Clear on my purpose in life, but not living it, I began to look for a way to get involved in the Englewood community. I was in a personal and professional development course and wanted to make difference– I had a grand plan of putting together a “peace summit” for teens and ran my plans by I Grow Chicago founder, Robbin Carroll. Robbin wasn’t crazy about my idea and when I asked why she said something that forever changed my life, “it’s great to talk about peace, but these kids don’t know peace the way you do, some of them may have never felt at peace.”

Instead of a peace summit, I created a photo interview series where I got to connect with I Grow Chicago community members and share their stories. In 2016, I left my full-time job to pursue work at I Grow Chicago. I have learned more about the community and the issues that they are facing through building relationships with the neighbors and visitors of I Grow Chicago’s Peace House. In the two years that I have been on staff, we’ve grown as an organization and are now expanding to build a Peace Campus.

Has it been a smooth road?
The work I do isn’t easy. I wear many hats at I Grow Chicago. I am a case manager, an unlicensed therapist, a janitor, a teacher, a secretary, a yoga instructor, and a restorative justice practitioner. Many days, it feels like I have the lives of people in my hands. Grateful for the connection and trust to guide the community through surviving to thrive, it can challenging.

In September of 2017, I was about 20 feet away from a man who was shot in a drive-by shooting. Thankfully, no one was killed, but the incident definitely traumatized me. For the first time in my life, I found myself not being able to control my emotions and even body– finding that when triggered I would sometimes burst into tears. Now I know that I experience PTSD, something that many of the kids and neighbors I work with also face, but theirs is continual.

Every day, I witness the harm that society has done to the community that I serve and love. Systems designed to oppress led to the amount of gun violence and poverty we see now. From schools closing down to police violence, to unsafe drinking water, to predatory lending that led to massive foreclosures, harm is being created and perpetuated on a daily basis and that will affect generations. Trauma is one of the biggest threats to our nation and we at I Grow Chicago do our best to heal together, as a community. My team and I work to rewrite the narrative of what people think Englewood is.

So let’s switch gears a bit and go into the I Grow Chicago story. Tell us more about it.
I Grow Chicago started in the streets, is supported by the streets, and is transforming the streets. We are creating a culture of hope in Englewood, with a community ready to make a difference. All of our programs work to combat the traumatic effects of violence and poverty. Through our multi-modal approach, we foster thriving individuals and communities.

I am a jack of all trades at I Grow Chicago and have described my job as one similar to a triage unit of a hospital.
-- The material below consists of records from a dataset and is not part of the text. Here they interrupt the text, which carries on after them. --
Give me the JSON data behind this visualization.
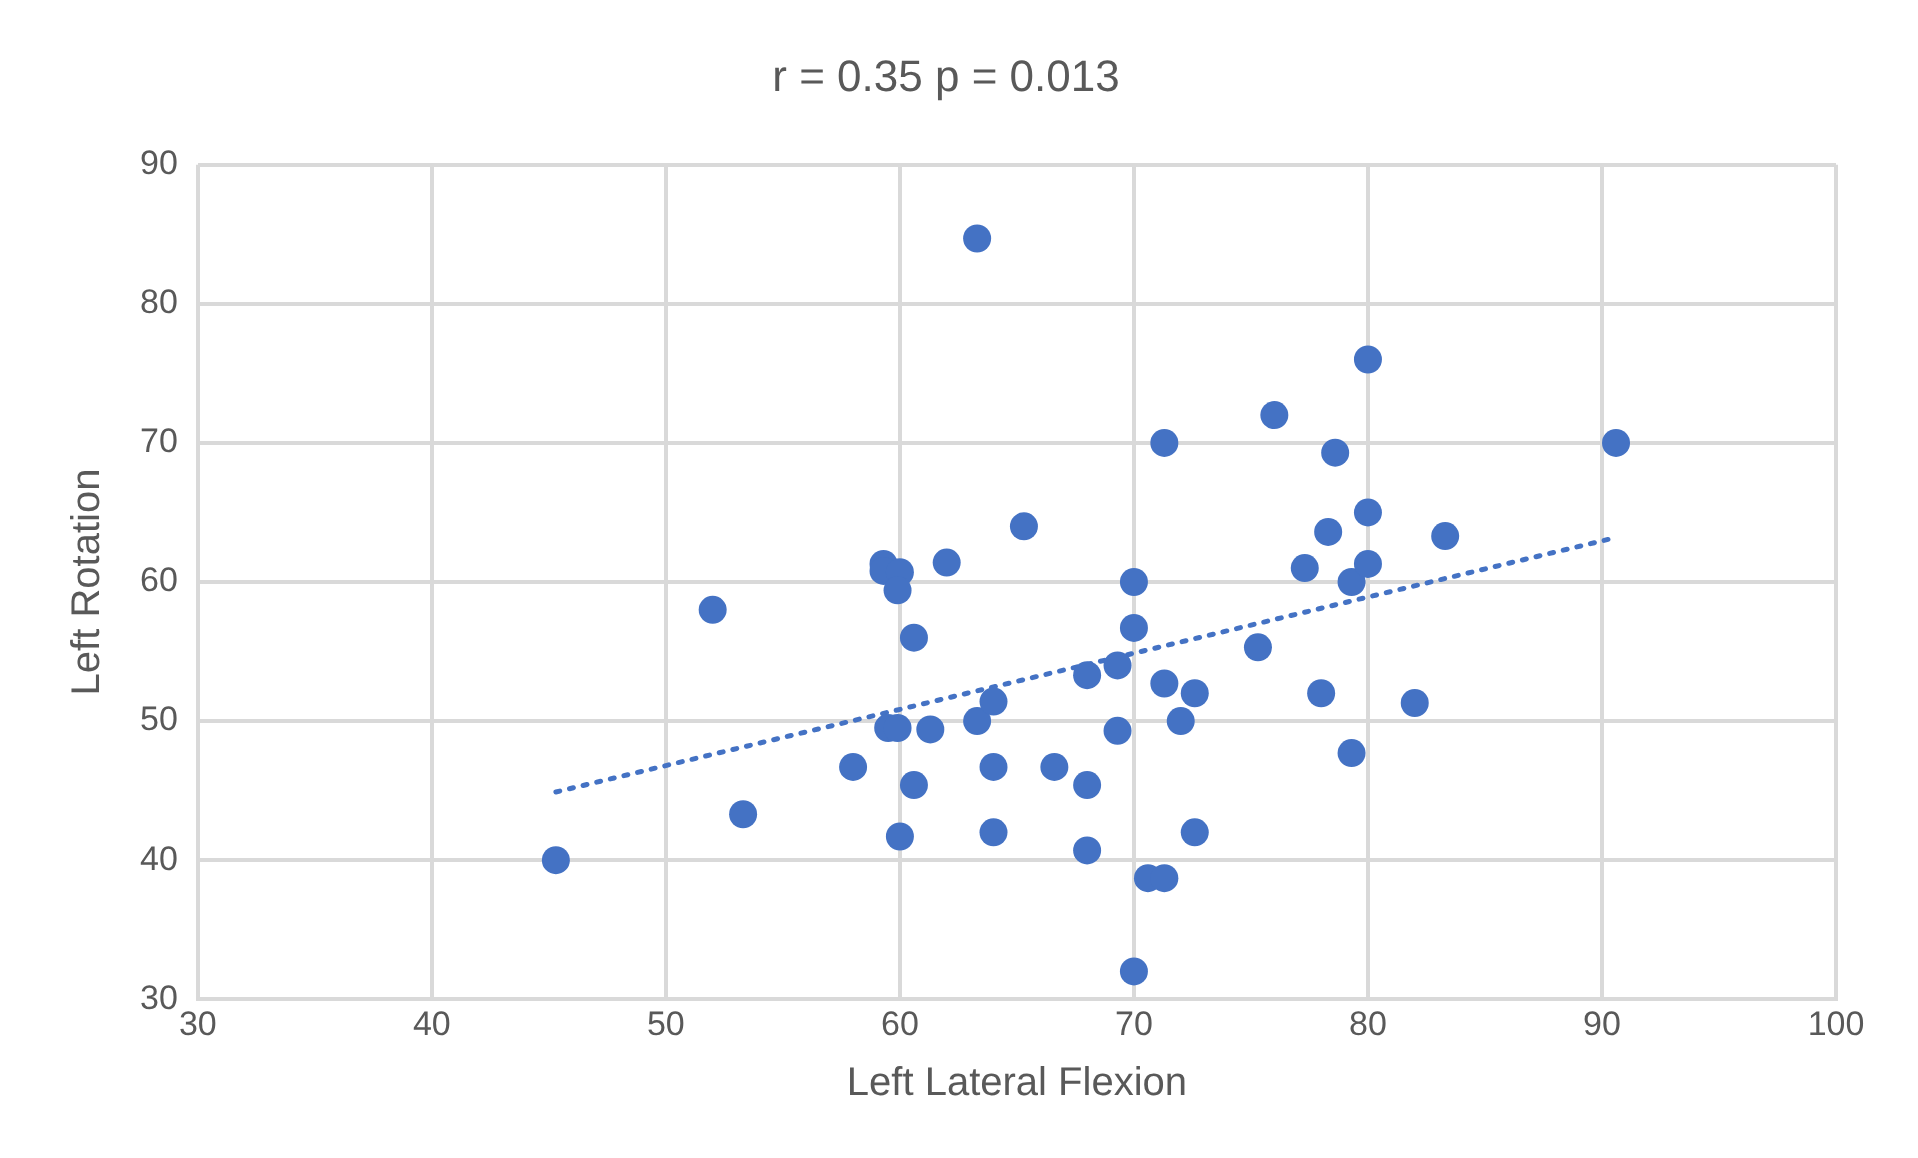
{
  "chart_data": {
    "type": "scatter",
    "title": "r = 0.35 p = 0.013",
    "xlabel": "Left Lateral Flexion",
    "ylabel": "Left Rotation",
    "xlim": [
      30,
      100
    ],
    "xticks": [
      30,
      40,
      50,
      60,
      70,
      80,
      90,
      100
    ],
    "ylim": [
      30,
      90
    ],
    "yticks": [
      30,
      40,
      50,
      60,
      70,
      80,
      90
    ],
    "grid": true,
    "legend": false,
    "series": [
      {
        "type": "scatter",
        "color": "#4472c4",
        "marker": "circle",
        "x": [
          45.3,
          52,
          53.3,
          58,
          59.3,
          59.3,
          60,
          59.9,
          59.5,
          59.9,
          60,
          60.6,
          60.6,
          61.3,
          62,
          63.3,
          63.3,
          64,
          64,
          64,
          65.3,
          66.6,
          68,
          68,
          68,
          69.3,
          69.3,
          70,
          70,
          70,
          70.6,
          71.3,
          71.3,
          71.3,
          72,
          72.6,
          72.6,
          75.3,
          76,
          77.3,
          78,
          78.3,
          78.6,
          79.3,
          79.3,
          80,
          80,
          80,
          82,
          83.3,
          90.6
        ],
        "values": [
          40,
          58,
          43.3,
          46.7,
          61.3,
          60.8,
          60.7,
          59.4,
          49.5,
          49.5,
          41.7,
          56,
          45.4,
          49.4,
          61.4,
          84.7,
          50,
          51.4,
          46.7,
          42,
          64,
          46.7,
          53.3,
          45.4,
          40.7,
          54,
          49.3,
          60,
          56.7,
          32,
          38.7,
          38.7,
          70,
          52.7,
          50,
          52,
          42,
          55.3,
          72,
          61,
          52,
          63.6,
          69.3,
          60,
          47.7,
          76,
          65,
          61.3,
          51.3,
          63.3,
          70
        ]
      },
      {
        "type": "line",
        "color": "#4472c4",
        "marker": "none",
        "line_style": "dotted",
        "x": [
          45.3,
          90.6
        ],
        "values": [
          44.9,
          63.2
        ]
      }
    ]
  }
}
We specialize in building meaningful connections with the community around I Grow Chicago’s Peace House and building and strengthening connections to the world outside of Englewood. We as an organization are known for the work we are doing to transform the lives of neighbors on what was formally one of the most violent blocks in the city. Our organic roots of hiring community members in rehabbing a home previously up for demolition and turning it into a Peace House with healing based programs have allowed us to slowly break down barriers and provide a space of connection and belonging.

I tell people that we are in the business of hope. I am most proud that the community built our Peace House, run our programs, and are actively participating in the expansion of a Peace Campus.

How do you think the industry will change over the next decade?
Ideally, in the next 5-10 years, every child would have access to equal education, our neighbors wouldn’t go hungry, and gun violence would stop because we were able to heal generations of harm and trauma created by racist, systemic oppression.

I Grow Chicago has to be able to flow. Because we are embedded in the community, we must be able to move with them and do what they do when they ask.